Sometimes it’s only about how cute we look in a latex dress or how much our muscles bulge in a tight rubber shirt. Then other times—and indeed for a latex designer—it’s about finding the right material and texture or setting the perfect color for the textile art that we engage in. Then modern fashion, culture, even artistic statements influence us all to what we wear and make. And lastly, science can inform what we do and how we do it…and how eventually we all come to wear the latex that we love to wear.

Just this week, an interdisciplinary team, affiliated with the Macromolecules Innovation Institute, the College of Science, and the College of Engineering reported a novel innovation in printing “a variety of elastic materials with complex geometric shapes.” To the layman, this means that, finally, someone has overcome the limitation of 3-D printing when it comes to latex (liquid latex, especially). The process, called ‘additive manufacturing,’ saw these researchers chemically modifying the latexes they used as much as creating a custom 3-D printer. Not that many of us are aware, but outlined in this report, liquid latex is exceptionally fragile and difficult for chemists to alter. And the 3-D printers currently available were not up to the task required of them for this round of experiments.

Leave it to the scientists so see a challenge where others might see a hurdle.
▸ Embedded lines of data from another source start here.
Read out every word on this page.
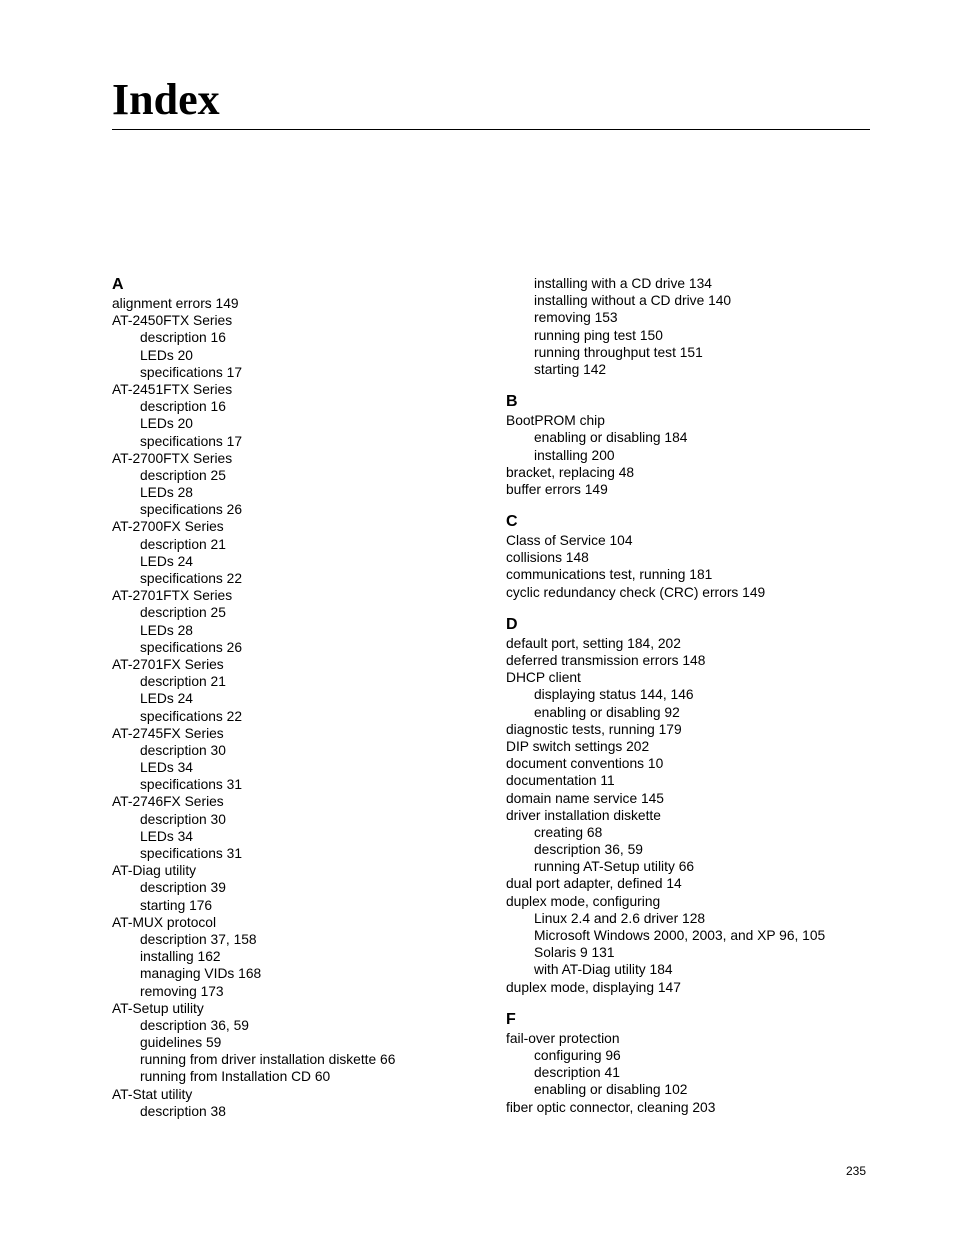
Index
A
alignment errors 149
AT-2450FTX Series
description 16
LEDs 20
specifications 17
AT-2451FTX Series
description 16
LEDs 20
specifications 17
AT-2700FTX Series
description 25
LEDs 28
specifications 26
AT-2700FX Series
description 21
LEDs 24
specifications 22
AT-2701FTX Series
description 25
LEDs 28
specifications 26
AT-2701FX Series
description 21
LEDs 24
specifications 22
AT-2745FX Series
description 30
LEDs 34
specifications 31
AT-2746FX Series
description 30
LEDs 34
specifications 31
AT-Diag utility
description 39
starting 176
AT-MUX protocol
description 37, 158
installing 162
managing VIDs 168
removing 173
AT-Setup utility
description 36, 59
guidelines 59
running from driver installation diskette 66
running from Installation CD 60
AT-Stat utility
description 38
installing with a CD drive 134
installing without a CD drive 140
removing 153
running ping test 150
running throughput test 151
starting 142
B
BootPROM chip
enabling or disabling 184
installing 200
bracket, replacing 48
buffer errors 149
C
Class of Service 104
collisions 148
communications test, running 181
cyclic redundancy check (CRC) errors 149
D
default port, setting 184, 202
deferred transmission errors 148
DHCP client
displaying status 144, 146
enabling or disabling 92
diagnostic tests, running 179
DIP switch settings 202
document conventions 10
documentation 11
domain name service 145
driver installation diskette
creating 68
description 36, 59
running AT-Setup utility 66
dual port adapter, defined 14
duplex mode, configuring
Linux 2.4 and 2.6 driver 128
Microsoft Windows 2000, 2003, and XP 96, 105
Solaris 9 131
with AT-Diag utility 184
duplex mode, displaying 147
F
fail-over protection
configuring 96
description 41
enabling or disabling 102
fiber optic connector, cleaning 203
235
Thrilled with the various colors and textures we can present to our customers, in our catalog, or with bespoke latex choices, we suspect that very soon 3-D printing will be part of our processes in some way. We currently employ laser cutting at the Dawnamatrix studio, a scientific advance we took to and one that changed the landscape on what we do. Who knows what will follow from this latest 3-D printing on liquid latex, or what’s coming next?